Department of Medicine, The University of Hong Kong, Hong Kong, China.
Osteoporos Int. 2012 Mar;23(3):879-85. doi: 10.1007/s00198-011-1627-9. Epub 2011 Apr 2.
Vertebral fractures are the most common osteoporotic fractures. Data on the vertebral fracture risk in Asia remain sparse. This study observed that Hong Kong Chinese and Japanese populations have a less dramatic increase in hip fracture rates associated with age than Caucasians, but the vertebral fracture rates were higher, resulting in a high vertebral-to-hip fracture ratio. As a result, estimation of the absolute fracture risk for Asians may need to be readjusted for the higher clinical vertebral fracture rate.
Vertebral fractures are the most common osteoporotic fractures. Data on the vertebral fracture risk in Asia remain sparse. The aim of this study was to report the incidence of clinical vertebral fractures among the Chinese and to compare the vertebral-to-hip fracture risk to other ethnic groups.

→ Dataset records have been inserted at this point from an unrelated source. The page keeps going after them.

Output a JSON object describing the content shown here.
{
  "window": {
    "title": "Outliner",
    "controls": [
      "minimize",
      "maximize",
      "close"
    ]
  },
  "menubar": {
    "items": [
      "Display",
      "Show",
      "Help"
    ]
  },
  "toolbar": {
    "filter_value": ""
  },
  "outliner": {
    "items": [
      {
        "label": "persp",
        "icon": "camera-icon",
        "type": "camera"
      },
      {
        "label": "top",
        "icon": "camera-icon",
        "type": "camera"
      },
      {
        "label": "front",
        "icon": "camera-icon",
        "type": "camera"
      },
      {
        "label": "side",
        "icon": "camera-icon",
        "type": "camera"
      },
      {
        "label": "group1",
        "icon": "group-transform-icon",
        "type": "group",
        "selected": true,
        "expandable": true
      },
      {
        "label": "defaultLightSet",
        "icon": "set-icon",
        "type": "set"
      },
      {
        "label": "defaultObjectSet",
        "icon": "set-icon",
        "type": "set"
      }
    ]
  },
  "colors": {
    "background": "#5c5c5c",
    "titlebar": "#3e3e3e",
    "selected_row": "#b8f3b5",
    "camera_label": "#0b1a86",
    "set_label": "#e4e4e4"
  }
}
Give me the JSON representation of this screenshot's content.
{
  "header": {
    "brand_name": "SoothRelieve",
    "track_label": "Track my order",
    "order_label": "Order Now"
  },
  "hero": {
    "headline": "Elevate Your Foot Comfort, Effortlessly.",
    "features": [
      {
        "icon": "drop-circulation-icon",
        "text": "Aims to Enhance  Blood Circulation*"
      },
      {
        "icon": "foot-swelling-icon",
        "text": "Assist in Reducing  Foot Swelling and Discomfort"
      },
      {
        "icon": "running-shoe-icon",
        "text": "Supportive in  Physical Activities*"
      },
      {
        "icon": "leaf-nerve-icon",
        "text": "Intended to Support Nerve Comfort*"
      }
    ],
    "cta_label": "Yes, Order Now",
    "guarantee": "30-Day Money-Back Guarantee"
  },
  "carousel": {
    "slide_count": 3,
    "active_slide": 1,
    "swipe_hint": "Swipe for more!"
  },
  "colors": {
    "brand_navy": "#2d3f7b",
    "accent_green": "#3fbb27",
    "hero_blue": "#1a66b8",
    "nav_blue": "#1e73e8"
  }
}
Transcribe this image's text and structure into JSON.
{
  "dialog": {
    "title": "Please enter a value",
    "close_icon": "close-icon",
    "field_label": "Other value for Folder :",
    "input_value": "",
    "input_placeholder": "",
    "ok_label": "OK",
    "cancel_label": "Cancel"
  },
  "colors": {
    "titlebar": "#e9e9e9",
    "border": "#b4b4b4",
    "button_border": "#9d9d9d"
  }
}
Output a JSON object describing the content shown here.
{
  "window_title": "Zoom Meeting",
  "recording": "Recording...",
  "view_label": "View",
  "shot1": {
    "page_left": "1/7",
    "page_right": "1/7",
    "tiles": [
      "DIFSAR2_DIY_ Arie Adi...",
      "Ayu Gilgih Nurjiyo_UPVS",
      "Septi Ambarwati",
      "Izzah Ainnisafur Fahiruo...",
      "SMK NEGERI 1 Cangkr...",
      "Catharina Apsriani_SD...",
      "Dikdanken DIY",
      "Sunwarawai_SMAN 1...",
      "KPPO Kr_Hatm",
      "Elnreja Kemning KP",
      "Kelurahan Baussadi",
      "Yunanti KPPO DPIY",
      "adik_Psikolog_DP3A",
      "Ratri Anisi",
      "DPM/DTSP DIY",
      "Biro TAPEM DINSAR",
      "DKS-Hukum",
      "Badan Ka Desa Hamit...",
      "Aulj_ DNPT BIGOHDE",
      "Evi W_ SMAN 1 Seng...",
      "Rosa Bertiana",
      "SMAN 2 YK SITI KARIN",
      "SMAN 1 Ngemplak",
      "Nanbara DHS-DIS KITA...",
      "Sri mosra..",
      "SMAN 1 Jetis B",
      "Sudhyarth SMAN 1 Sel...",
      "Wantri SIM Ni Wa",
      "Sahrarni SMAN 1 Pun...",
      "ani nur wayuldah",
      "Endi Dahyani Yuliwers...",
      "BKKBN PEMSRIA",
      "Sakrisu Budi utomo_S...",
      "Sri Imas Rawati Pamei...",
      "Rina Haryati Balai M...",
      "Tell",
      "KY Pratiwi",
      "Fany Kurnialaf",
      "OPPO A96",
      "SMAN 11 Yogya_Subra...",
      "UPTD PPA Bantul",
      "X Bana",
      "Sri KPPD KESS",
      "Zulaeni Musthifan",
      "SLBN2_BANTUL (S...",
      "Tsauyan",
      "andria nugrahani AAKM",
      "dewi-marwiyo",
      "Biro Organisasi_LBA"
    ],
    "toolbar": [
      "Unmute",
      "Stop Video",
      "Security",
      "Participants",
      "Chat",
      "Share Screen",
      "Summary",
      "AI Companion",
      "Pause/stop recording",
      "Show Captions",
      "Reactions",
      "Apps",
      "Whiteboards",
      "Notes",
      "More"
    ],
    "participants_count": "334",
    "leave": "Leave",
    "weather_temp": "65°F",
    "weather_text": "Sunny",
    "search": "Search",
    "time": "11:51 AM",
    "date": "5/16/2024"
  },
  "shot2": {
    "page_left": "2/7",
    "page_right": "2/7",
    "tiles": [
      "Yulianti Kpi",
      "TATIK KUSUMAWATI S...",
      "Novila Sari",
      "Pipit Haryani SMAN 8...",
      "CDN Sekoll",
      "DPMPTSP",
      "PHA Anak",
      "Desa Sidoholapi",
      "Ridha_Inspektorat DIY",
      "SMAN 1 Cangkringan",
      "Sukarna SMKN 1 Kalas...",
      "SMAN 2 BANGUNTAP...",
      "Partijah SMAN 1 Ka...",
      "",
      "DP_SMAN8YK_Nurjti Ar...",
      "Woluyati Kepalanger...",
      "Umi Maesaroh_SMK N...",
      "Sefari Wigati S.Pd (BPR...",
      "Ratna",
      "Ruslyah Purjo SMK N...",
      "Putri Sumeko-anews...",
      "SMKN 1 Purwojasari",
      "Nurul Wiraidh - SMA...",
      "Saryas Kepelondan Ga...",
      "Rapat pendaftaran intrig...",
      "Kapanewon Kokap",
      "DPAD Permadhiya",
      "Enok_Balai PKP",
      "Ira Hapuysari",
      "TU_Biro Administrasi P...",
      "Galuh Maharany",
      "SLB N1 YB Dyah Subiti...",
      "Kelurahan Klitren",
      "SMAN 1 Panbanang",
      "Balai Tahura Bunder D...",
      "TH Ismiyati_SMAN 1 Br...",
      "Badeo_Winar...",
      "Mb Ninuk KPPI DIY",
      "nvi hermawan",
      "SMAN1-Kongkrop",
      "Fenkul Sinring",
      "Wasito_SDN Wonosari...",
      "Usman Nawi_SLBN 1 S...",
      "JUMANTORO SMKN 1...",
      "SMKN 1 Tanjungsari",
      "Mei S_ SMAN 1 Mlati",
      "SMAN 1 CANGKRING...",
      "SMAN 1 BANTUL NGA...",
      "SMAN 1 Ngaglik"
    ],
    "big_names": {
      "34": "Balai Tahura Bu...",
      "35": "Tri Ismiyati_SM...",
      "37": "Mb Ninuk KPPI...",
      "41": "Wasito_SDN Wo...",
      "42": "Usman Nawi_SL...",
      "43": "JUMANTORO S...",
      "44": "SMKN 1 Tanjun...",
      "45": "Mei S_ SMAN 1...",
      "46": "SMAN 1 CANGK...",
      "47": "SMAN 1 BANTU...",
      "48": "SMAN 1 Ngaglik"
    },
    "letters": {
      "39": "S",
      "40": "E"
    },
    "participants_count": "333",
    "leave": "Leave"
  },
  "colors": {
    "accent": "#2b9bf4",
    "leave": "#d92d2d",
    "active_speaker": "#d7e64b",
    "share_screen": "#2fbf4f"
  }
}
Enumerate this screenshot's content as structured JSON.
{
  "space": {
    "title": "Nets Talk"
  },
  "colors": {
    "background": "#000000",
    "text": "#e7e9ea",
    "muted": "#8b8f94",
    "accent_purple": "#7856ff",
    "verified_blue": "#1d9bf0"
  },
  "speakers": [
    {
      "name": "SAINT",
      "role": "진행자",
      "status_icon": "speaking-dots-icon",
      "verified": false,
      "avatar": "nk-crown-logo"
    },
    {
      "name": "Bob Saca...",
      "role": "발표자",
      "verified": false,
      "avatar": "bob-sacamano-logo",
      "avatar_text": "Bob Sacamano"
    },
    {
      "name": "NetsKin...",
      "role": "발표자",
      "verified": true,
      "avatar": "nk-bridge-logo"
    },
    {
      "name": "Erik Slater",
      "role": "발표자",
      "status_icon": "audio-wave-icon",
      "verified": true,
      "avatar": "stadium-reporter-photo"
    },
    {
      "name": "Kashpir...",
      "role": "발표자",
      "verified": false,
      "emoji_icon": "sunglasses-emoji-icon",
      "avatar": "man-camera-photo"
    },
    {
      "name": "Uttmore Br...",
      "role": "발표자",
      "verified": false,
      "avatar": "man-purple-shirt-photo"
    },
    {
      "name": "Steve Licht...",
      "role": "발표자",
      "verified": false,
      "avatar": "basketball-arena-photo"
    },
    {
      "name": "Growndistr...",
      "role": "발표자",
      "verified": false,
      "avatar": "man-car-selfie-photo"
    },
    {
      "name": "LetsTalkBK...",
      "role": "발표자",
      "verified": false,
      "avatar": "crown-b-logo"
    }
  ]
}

Four thousand, three hundred eighty-six community-dwelling Southern Chinese subjects (2,302 women and 1,810 men) aged 50 or above were recruited in the Hong Kong Osteoporosis Study since 1995. Baseline demographic characteristics and medical history were obtained. Subjects were followed annually for fracture outcomes with a structured questionnaire and verified by the computerized patient information system of the Hospital Authority of the Hong Kong Government. Only non-traumatic incident hip fractures and clinical vertebral fractures that received medical attention were included in the analysis. The incidence rates of clinical vertebral fractures and hip fractures were determined and compared to the published data of Swedish Caucasian and Japanese populations.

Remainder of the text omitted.